Correction appended
Faculty leaders have taken aim at GW’s swelling bureaucracy, but it’s not just those employees’ salaries and benefits that hike up the costs.
Bringing on top-level employees can also cost GW hundreds of thousands of dollars in professional recruitment services, according to contract proposals obtained by The Hatchet.
Earlier this month, headhunter firm Carrington and Carrington proposed GW a $42,000 charge to hire a director of talent acquisition and recruitment.
That fee amounts to 30 percent of the position’s projected first-year salary, which would have been about $140,000.
GW spokesman Dave Andrews said that Human Resources decided not to go along with the proposal.
But the invoice shows a side of administrative costs that typically aren’t disclosed.

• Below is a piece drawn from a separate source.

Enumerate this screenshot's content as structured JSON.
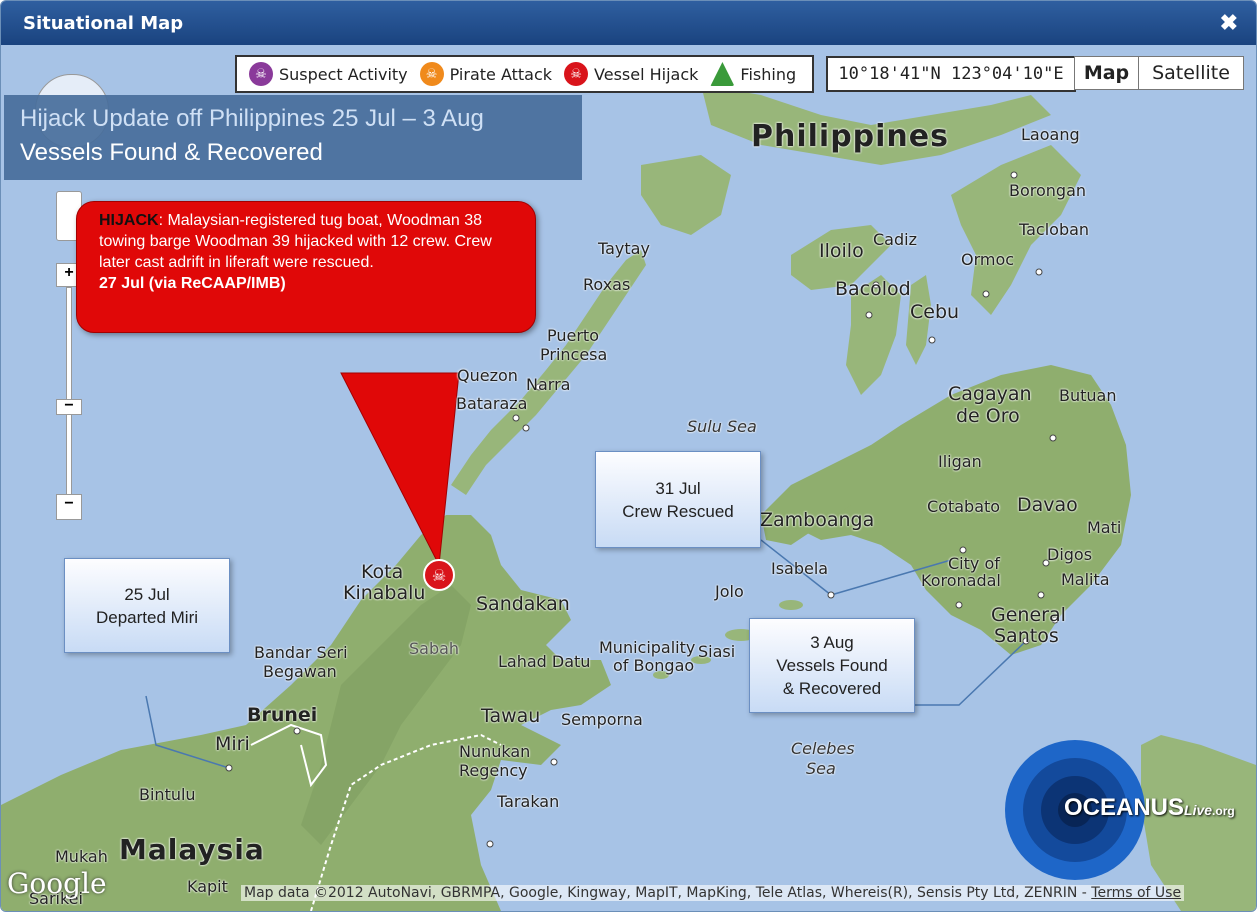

The administration has grown 44 percent from 2004 to 2012, according to a recent report from the Delta Cost Project, mirroring a national trend in higher education where economists link administrative bloat to rising tuition costs.
Employee salaries and benefits make up some of the fastest growing costs in the University’s nearly billion dollar operating budget, which has grown about 71 percent since 2001.
This post was updated Feb. 24, 2014 to reflect the following correction:
The Hatchet incorrectly reported that GW paid Carrington and Carrington for its services in this search. A GW spokesman confirmed that GW did not end up following through with the proposal. We regret this error.